Disimparare il potere

Pamela Marelli, 3 dicembre 2019

Performare il dominio era il titolo del seminario che si è svolto in autunno a Firenze. La ricerca al Giardino dei ciliegi è come sempre quella di pratiche femministe di rottura che aprano crepe nei luoghi del dominio patriarcale. E quindi: le forme alternative alla mascolinità egemonica, la resistenza alle propagande omofobiche e sovraniste, la lotta al razzismo

di Pamela Marelli

 

A distanza di qualche settimana condivido alcune suggestioni, in attesa della pubblicazione dei contributi, sul convegno dedicato ai femminismi del Giardino dei Ciliegi di Firenze, quest’anno incentrato sulla performatività del dominio. Il percorso di riflessione sulla dissidenza femminista, si leggeva nell’introduzione, occorre che parta “dalla materialità e dalla molteplicità delle nostre collocazioni di genere e sessuali, dalle forme di organizzazione delle vite quotidiane, dalle economie politiche con cui si gestisce e si pensa l’articolazione tra singolarità e comunità, tra umano e ambiente, per mettere al centro i corpi – sessuati e desideranti – e le relazioni che costruiamo quotidianamente al di là del paradigma dominante.”

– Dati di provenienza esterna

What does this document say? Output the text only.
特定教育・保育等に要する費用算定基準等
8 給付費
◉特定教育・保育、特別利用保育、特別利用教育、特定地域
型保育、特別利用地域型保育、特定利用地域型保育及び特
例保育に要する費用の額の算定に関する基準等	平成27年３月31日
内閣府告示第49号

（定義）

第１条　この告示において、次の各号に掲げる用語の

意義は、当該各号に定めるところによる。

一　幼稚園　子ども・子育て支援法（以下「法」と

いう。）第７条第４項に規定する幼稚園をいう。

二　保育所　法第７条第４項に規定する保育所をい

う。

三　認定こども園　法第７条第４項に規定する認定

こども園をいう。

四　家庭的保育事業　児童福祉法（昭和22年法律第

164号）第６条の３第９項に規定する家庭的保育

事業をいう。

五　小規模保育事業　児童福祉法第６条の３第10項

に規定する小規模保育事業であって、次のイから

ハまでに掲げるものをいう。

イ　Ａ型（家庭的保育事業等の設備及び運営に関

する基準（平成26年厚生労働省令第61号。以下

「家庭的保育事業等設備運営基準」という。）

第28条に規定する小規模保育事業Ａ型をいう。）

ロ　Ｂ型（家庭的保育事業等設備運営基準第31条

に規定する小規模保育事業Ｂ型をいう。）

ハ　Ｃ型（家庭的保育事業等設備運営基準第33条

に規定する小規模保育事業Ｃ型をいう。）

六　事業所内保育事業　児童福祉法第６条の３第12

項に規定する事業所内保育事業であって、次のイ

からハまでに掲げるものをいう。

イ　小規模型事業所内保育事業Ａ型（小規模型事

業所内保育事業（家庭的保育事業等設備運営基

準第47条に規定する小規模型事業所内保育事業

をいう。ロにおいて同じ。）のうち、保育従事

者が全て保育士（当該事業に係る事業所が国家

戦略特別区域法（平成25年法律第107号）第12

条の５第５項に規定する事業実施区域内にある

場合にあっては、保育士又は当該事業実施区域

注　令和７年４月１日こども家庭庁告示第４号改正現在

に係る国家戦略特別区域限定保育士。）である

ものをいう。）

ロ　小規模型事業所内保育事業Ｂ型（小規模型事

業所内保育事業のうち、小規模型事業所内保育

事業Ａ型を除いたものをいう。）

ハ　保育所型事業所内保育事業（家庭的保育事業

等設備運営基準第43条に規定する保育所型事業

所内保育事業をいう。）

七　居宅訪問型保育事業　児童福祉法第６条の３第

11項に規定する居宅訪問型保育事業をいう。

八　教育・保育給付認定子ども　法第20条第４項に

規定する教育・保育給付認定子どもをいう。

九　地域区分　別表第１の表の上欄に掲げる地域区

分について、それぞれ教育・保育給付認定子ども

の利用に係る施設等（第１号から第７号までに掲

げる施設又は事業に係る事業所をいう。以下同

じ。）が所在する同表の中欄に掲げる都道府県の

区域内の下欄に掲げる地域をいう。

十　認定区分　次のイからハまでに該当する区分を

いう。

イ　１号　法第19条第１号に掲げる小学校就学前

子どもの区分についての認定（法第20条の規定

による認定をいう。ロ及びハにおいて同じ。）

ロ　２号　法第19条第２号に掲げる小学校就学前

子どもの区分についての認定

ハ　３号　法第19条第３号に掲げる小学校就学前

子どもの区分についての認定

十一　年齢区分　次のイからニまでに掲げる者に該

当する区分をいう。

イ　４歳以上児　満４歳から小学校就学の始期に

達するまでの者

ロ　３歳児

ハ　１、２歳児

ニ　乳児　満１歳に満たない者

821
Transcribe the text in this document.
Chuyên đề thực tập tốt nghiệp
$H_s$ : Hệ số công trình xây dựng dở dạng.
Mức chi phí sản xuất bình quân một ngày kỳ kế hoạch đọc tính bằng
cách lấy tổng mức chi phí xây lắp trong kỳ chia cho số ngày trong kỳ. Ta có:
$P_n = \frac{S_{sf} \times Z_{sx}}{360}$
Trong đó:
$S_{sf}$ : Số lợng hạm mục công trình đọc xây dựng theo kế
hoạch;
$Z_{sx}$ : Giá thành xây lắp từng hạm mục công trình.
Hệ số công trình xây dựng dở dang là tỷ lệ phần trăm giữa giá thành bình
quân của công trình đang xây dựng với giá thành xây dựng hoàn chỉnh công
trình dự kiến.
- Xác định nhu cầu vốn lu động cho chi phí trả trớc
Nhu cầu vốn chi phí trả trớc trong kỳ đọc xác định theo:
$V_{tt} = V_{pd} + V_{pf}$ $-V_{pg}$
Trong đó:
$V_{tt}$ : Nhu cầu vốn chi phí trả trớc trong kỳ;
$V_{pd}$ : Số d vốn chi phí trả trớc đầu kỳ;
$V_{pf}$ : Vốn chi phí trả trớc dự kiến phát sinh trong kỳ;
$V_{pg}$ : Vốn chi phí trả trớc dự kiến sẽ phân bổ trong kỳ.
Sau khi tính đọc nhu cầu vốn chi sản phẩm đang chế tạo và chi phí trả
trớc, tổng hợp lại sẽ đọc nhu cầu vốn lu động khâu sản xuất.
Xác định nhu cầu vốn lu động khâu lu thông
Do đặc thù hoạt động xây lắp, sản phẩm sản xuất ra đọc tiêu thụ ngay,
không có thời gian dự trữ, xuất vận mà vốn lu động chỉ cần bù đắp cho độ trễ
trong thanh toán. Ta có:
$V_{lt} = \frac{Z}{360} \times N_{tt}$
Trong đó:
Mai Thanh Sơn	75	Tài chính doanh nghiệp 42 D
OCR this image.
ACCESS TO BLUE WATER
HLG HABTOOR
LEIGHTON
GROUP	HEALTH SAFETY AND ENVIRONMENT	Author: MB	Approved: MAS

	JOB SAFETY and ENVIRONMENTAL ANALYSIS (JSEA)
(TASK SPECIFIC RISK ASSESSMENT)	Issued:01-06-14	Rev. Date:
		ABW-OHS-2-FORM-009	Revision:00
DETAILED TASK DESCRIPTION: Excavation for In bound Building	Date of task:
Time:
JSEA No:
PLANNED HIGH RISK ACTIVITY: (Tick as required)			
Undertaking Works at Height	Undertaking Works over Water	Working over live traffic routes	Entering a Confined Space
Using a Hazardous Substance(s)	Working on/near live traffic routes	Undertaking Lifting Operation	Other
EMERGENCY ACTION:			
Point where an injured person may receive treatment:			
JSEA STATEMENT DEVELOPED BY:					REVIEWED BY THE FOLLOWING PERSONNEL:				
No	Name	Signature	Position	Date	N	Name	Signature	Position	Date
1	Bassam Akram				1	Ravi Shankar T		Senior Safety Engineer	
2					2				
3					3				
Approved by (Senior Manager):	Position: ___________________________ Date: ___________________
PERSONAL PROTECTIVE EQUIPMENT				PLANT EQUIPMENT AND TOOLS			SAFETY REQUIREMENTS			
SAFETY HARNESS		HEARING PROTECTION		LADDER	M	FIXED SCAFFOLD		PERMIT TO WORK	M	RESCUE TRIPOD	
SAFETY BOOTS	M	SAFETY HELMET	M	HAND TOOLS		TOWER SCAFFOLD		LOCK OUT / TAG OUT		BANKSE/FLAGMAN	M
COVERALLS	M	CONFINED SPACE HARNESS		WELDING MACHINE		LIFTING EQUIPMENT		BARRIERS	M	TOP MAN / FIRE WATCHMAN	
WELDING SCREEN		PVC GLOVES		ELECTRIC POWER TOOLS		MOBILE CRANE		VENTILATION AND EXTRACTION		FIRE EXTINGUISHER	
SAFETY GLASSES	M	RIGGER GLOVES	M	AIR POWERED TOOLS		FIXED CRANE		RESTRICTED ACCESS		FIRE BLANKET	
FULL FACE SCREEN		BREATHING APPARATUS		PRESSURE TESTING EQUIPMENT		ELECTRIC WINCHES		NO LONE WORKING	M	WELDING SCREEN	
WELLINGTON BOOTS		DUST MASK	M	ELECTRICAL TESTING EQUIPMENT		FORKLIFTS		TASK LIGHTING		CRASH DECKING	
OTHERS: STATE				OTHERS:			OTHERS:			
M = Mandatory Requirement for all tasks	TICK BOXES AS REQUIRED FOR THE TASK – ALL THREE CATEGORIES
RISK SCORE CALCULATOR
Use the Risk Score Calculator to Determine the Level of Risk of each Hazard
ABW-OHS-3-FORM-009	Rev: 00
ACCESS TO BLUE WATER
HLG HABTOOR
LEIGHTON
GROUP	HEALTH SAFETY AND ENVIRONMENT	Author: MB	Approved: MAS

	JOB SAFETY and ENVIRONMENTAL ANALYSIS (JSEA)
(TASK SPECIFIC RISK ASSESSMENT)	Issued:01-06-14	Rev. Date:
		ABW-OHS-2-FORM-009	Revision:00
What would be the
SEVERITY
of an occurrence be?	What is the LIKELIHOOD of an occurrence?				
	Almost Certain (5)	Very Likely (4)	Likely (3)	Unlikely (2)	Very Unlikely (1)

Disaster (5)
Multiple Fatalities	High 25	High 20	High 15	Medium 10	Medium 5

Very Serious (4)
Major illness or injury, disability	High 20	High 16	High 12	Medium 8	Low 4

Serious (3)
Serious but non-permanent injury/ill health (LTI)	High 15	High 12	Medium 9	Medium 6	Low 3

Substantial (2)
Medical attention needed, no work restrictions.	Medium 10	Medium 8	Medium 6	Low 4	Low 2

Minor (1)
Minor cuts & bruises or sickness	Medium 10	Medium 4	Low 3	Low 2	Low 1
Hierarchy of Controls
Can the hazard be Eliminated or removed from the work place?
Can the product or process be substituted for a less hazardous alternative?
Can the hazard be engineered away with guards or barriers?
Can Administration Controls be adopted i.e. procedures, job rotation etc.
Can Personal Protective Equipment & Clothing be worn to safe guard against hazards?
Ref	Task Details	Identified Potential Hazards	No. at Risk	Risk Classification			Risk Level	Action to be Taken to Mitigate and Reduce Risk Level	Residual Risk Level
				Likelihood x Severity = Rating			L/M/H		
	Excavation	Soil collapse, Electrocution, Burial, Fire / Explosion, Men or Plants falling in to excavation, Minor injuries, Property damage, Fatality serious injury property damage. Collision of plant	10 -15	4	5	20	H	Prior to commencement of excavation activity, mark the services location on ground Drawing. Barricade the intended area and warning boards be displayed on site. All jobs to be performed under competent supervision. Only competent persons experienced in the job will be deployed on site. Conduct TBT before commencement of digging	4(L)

Clotilde Barbarulli ha aperto la sezione Corpi: performare il dominio con un contributo sulle forme di sfruttamento e discriminazione odierne a partire dalla condizione delle donne migranti, descritte nel libro “Oro rosso” di Stefania Prandi, in cui il dominio neoliberale richiama quello coloniale. I femminismi decoloniali devono ribaltare la narrazione eurocentrica del mondo, a partire dalla ricchezza di ogni singola vicenda personale. Sono necessarie, nell’epoca del pensiero unico neoliberista, narrazioni diverse, memorie rimosse che offrano visioni dissonanti. Abbiamo bisogno di pratiche femministe di rottura, che aprano crepe nei luoghi del dominio patriarcale, non esenti dai germi di insubordinazione ed insorgenza, dobbiamo ridare forza creativa ai sogni di resistenza, sprona Clotilde, perché la rivoluzione è un lavoro quotidiano.

Liana Borghi ha condiviso un intervento sulla performatività del dominio, chiedendosi e chiedendoci come si resiste e come ci sottrae alle varie forme con cui questo si esplicita. Abbiamo bisogno di strategie per disimparare il potere, per evitare di subirlo e di usarlo, visto che il dominio è reiterazione coatta di norme. Il dominio partecipa alla riconfigurazione del mondo, attraverso pratiche materiali e discorsive, apparati di produzione corporea e fenomeni.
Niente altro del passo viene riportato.